Further, any donations made to charities or qualified organisations are also eligible for exemption of between 50 to 100 per cent, under Section 80G.
Does your salary have the HRA component?
One of the methods of tax planning is also about looking at your own salary structure carefully, apart from your investment plans. If your salary has the house rent allowance component, a set of provisions apply while not having access to HRA means you can claim deduction under Section 80GG.
If your income has the HRA component, you can claim tax exemption under it. Your deduction will be the lowest of three scenarios: your actual HRA given; 50 per cent of income (basic+DA) for metro residents and 40 per cent for non-metro residents; total rent paid minus 10 per cent of your income (basic+DA).
If you have no HRA component in your salary or if you are self-employed and have never received HRA for the year you are claiming a deduction for rent paid or you/your spouse/minor child/Hindu Undivided Family (HUF) don’t own residential property, you can look up Section 80GG. As per Section 80GG, you can claim the lowest of three scenarios: Rs 50,000 per month; 25 per cent of total income (minus long-term or short-term capital gains and certain deductions ); rent minus 10 per cent of income.
So, how does investing time in tax plannings save you a month’s worth of taxes?
Take, for instance, that your annual income is Rs 15 lakh and you follow the old/existing tax regime and not the new tax regime. Assuming your deductions under Section 80C investments, NPS, medical insurance premium, standard deduction, and home loan interest will fetch you a deduction amount in the range of Rs 4.85 lakh, your taxable income drops and your income tax liability will be Rs 1.22 lakh for the year with some cess involved.
Your liability gets lower as you use the various sections of the IT Act for deductions. The more efficient you are with tax-saving investments, the better it is for your tax liability.
Without investments and deductions under Sec 80 C, your tax liability goes up substantially as your taxable income rises. So, without deductions, your taxable income will be Rs 15 lakh and you will have to pay tax for 30 per cent income tax slab which adds up to Rs 2,62,500 and with cess around 4 per cent, your total income tax liability is Rs 2,73,000.
The amount you pay per month without deductions is Rs 22,750. The amount you pay when you have opted for various deductions is in the range of Rs 10,160, less than half. So, this way, when you invest time in one of the methods of tax planning you almost save a month’s worth of tax.

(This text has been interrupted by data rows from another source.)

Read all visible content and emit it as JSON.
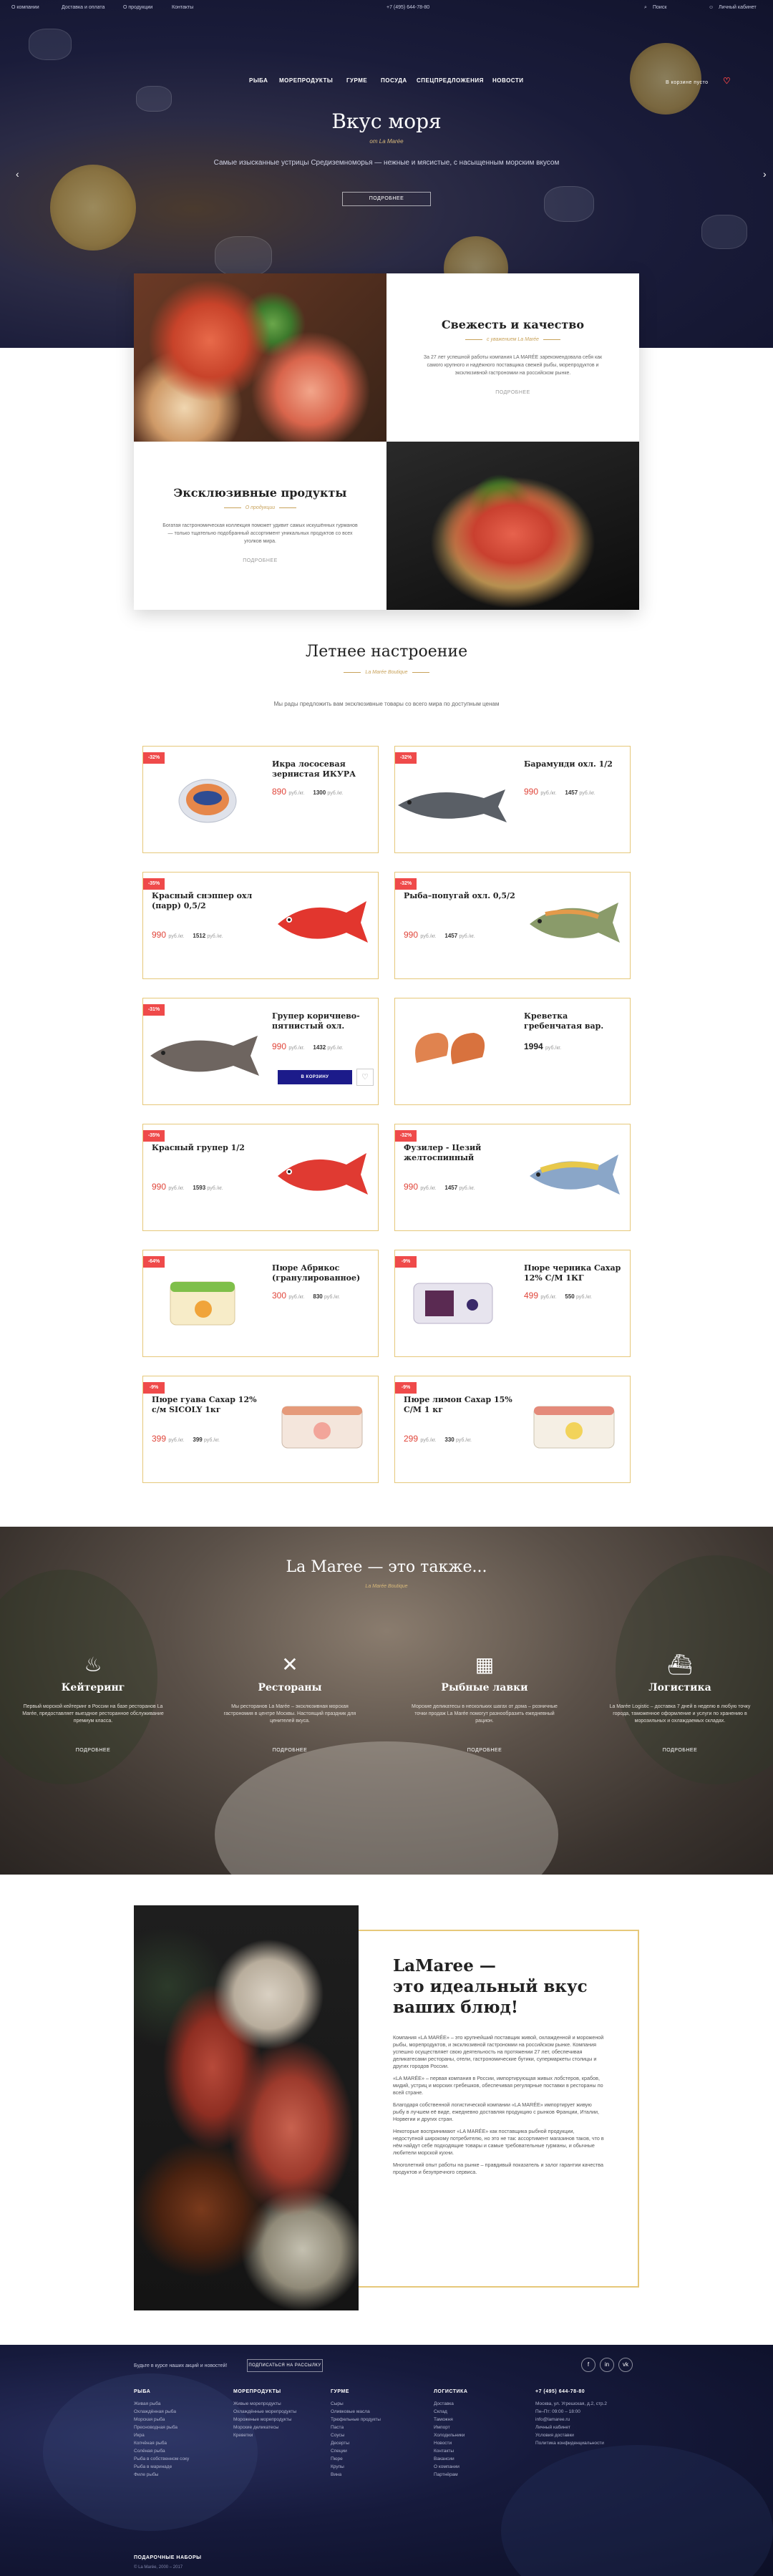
{
  "topbar": {
    "items": [
      "О компании",
      "Доставка и оплата",
      "О продукции",
      "Контакты"
    ],
    "phone": "+7 (495) 644-78-80",
    "search": "Поиск",
    "personal": "Личный кабинет"
  },
  "nav": {
    "items": [
      "РЫБА",
      "МОРЕПРОДУКТЫ",
      "ГУРМЕ",
      "ПОСУДА",
      "СПЕЦПРЕДЛОЖЕНИЯ",
      "НОВОСТИ"
    ],
    "cart": "В корзине пусто"
  },
  "hero": {
    "title": "Вкус моря",
    "sub": "от La Marée",
    "desc": "Самые изысканные устрицы Средиземноморья — нежные и мясистые, с насыщенным морским вкусом",
    "button": "ПОДРОБНЕЕ"
  },
  "info": {
    "fresh": {
      "title": "Свежесть и качество",
      "sub": "с уважением La Marée",
      "text": "За 27 лет успешной работы компания LA MARÉE зарекомендовала себя как самого крупного и надёжного поставщика свежей рыбы, морепродуктов и эксклюзивной гастрономии на российском рынке.",
      "more": "ПОДРОБНЕЕ"
    },
    "exclusive": {
      "title": "Эксклюзивные продукты",
      "sub": "О продукции",
      "text": "Богатая гастрономическая коллекция поможет удивит самых искушённых гурманов — только тщательно подобранный ассортимент уникальных продуктов со всех уголков мира.",
      "more": "ПОДРОБНЕЕ"
    }
  },
  "summer": {
    "title": "Летнее настроение",
    "sub": "La Marée Boutique",
    "desc": "Мы рады предложить вам эксклюзивные товары со всего мира по доступным ценам"
  },
  "products": [
    {
      "disc": "-32%",
      "name": "Икра лососевая зернистая ИКУРА",
      "price": "890",
      "unit": "руб./кг.",
      "old": "1300",
      "old_unit": "руб./кг."
    },
    {
      "disc": "-32%",
      "name": "Барамунди охл. 1/2",
      "price": "990",
      "unit": "руб./кг.",
      "old": "1457",
      "old_unit": "руб./кг."
    },
    {
      "disc": "-35%",
      "name": "Красный снэппер охл (парр) 0,5/2",
      "price": "990",
      "unit": "руб./кг.",
      "old": "1512",
      "old_unit": "руб./кг."
    },
    {
      "disc": "-32%",
      "name": "Рыба–попугай охл. 0,5/2",
      "price": "990",
      "unit": "руб./кг.",
      "old": "1457",
      "old_unit": "руб./кг."
    },
    {
      "disc": "-31%",
      "name": "Групер коричнево-пятнистый охл.",
      "price": "990",
      "unit": "руб./кг.",
      "old": "1432",
      "old_unit": "руб./кг."
    },
    {
      "disc": "",
      "name": "Креветка гребенчатая вар.",
      "price": "1994",
      "unit": "руб./кг.",
      "old": "",
      "old_unit": ""
    },
    {
      "disc": "-35%",
      "name": "Красный групер 1/2",
      "price": "990",
      "unit": "руб./кг.",
      "old": "1593",
      "old_unit": "руб./кг."
    },
    {
      "disc": "-32%",
      "name": "Фузилер - Цезий желтоспинный",
      "price": "990",
      "unit": "руб./кг.",
      "old": "1457",
      "old_unit": "руб./кг."
    },
    {
      "disc": "-64%",
      "name": "Пюре Абрикос (гранулированное)",
      "price": "300",
      "unit": "руб./кг.",
      "old": "830",
      "old_unit": "руб./кг."
    },
    {
      "disc": "-9%",
      "name": "Пюре черника Сахар 12% С/М 1КГ",
      "price": "499",
      "unit": "руб./кг.",
      "old": "550",
      "old_unit": "руб./кг."
    },
    {
      "disc": "-9%",
      "name": "Пюре гуава Сахар 12% с/м SICOLY 1кг",
      "price": "399",
      "unit": "руб./кг.",
      "old": "399",
      "old_unit": "руб./кг."
    },
    {
      "disc": "-9%",
      "name": "Пюре лимон Сахар 15% С/М 1 кг",
      "price": "299",
      "unit": "руб./кг.",
      "old": "330",
      "old_unit": "руб./кг."
    }
  ],
  "cart_btn": "В КОРЗИНУ",
  "also": {
    "title": "La Maree — это также...",
    "sub": "La Marée Boutique",
    "services": [
      {
        "title": "Кейтеринг",
        "text": "Первый морской кейтеринг в России на базе ресторанов La Marée, предоставляет выездное ресторанное обслуживание премиум класса.",
        "more": "ПОДРОБНЕЕ"
      },
      {
        "title": "Рестораны",
        "text": "Мы ресторанов La Marée – эксклюзивная морская гастрономия в центре Москвы. Настоящий праздник для ценителей вкуса.",
        "more": "ПОДРОБНЕЕ"
      },
      {
        "title": "Рыбные лавки",
        "text": "Морские деликатесы в нескольких шагах от дома – розничные точки продаж La Marée помогут разнообразить ежедневный рацион.",
        "more": "ПОДРОБНЕЕ"
      },
      {
        "title": "Логистика",
        "text": "La Marée Logistic – доставка 7 дней в неделю в любую точку города, таможенное оформление и услуги по хранению в морозильных и охлаждаемых складах.",
        "more": "ПОДРОБНЕЕ"
      }
    ]
  },
  "ideal": {
    "title_lines": [
      "LaMaree —",
      "это идеальный вкус",
      "ваших блюд!"
    ],
    "paragraphs": [
      "Компания «LA MARÉE» – это крупнейший поставщик живой, охлажденной и мороженой рыбы, морепродуктов, и эксклюзивной гастрономии на российском рынке. Компания успешно осуществляет свою деятельность на протяжении 27 лет, обеспечивая деликатесами рестораны, отели, гастрономические бутики, супермаркеты столицы и других городов России.",
      "«LA MARÉE» – первая компания в России, импортирующая живых лобстеров, крабов, мидий, устриц и морских гребешков, обеспечивая регулярные поставки в рестораны по всей стране.",
      "Благодаря собственной логистической компании «LA MARÉE» импортирует живую рыбу в лучшем её виде, ежедневно доставляя продукцию с рынков Франции, Италии, Норвегии и других стран.",
      "Некоторые воспринимают «LA MARÉE» как поставщика рыбной продукции, недоступной широкому потребителю, но это не так: ассортимент магазинов таков, что в нём найдут себе подходящие товары и самые требовательные гурманы, и обычные любители морской кухни.",
      "Многолетний опыт работы на рынке – правдивый показатель и залог гарантии качества продуктов и безупречного сервиса."
    ]
  },
  "footer": {
    "subscribe": "Будьте в курсе наших акций и новостей!",
    "subscribe_btn": "ПОДПИСАТЬСЯ НА РАССЫЛКУ",
    "social": [
      "f",
      "in",
      "vk"
    ],
    "cols": [
      {
        "title": "РЫБА",
        "items": [
          "Живая рыба",
          "Охлаждённая рыба",
          "Морская рыба",
          "Пресноводная рыба",
          "Икра",
          "Копчёная рыба",
          "Солёная рыба",
          "Рыба в собственном соку",
          "Рыба в маринаде",
          "Филе рыбы"
        ]
      },
      {
        "title": "МОРЕПРОДУКТЫ",
        "items": [
          "Живые морепродукты",
          "Охлаждённые морепродукты",
          "Мороженые морепродукты",
          "Морские деликатесы",
          "Креветки"
        ]
      },
      {
        "title": "ГУРМЕ",
        "items": [
          "Сыры",
          "Оливковые масла",
          "Трюфельные продукты",
          "Паста",
          "Соусы",
          "Десерты",
          "Специи",
          "Пюре",
          "Крупы",
          "Вина"
        ]
      },
      {
        "title": "ЛОГИСТИКА",
        "items": [
          "Доставка",
          "Склад",
          "Таможня",
          "Импорт",
          "Холодильники",
          "Новости",
          "Контакты",
          "Вакансии",
          "О компании",
          "Партнёрам"
        ]
      },
      {
        "title": "+7 (495) 644-78-80",
        "items": [
          "Москва, ул. Угрешская, д.2, стр.2",
          "Пн–Пт: 09:00 – 18:00",
          "info@lamaree.ru",
          "Личный кабинет",
          "Условия доставки",
          "Политика конфиденциальности"
        ]
      }
    ],
    "bottom_title": "ПОДАРОЧНЫЕ НАБОРЫ",
    "copyright": "© La Marée, 2000 – 2017"
  }
}
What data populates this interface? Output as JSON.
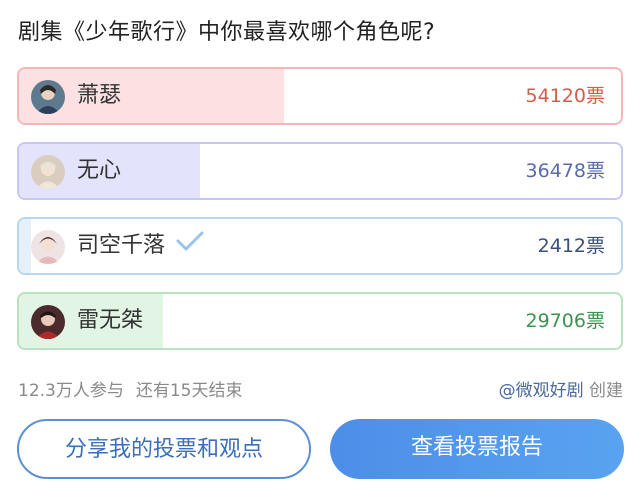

Tax planning in India ensures that individuals can plan their personal finances and investments better, ahead of filing their taxes. Efficient methods of tax planning will help you save money, ensure compliance and also boosts your investments. Acquainting yourself with the various sections of the Income Tax can offer significant clues on how to maximise your investment, ensure savings and also lower your tax liability.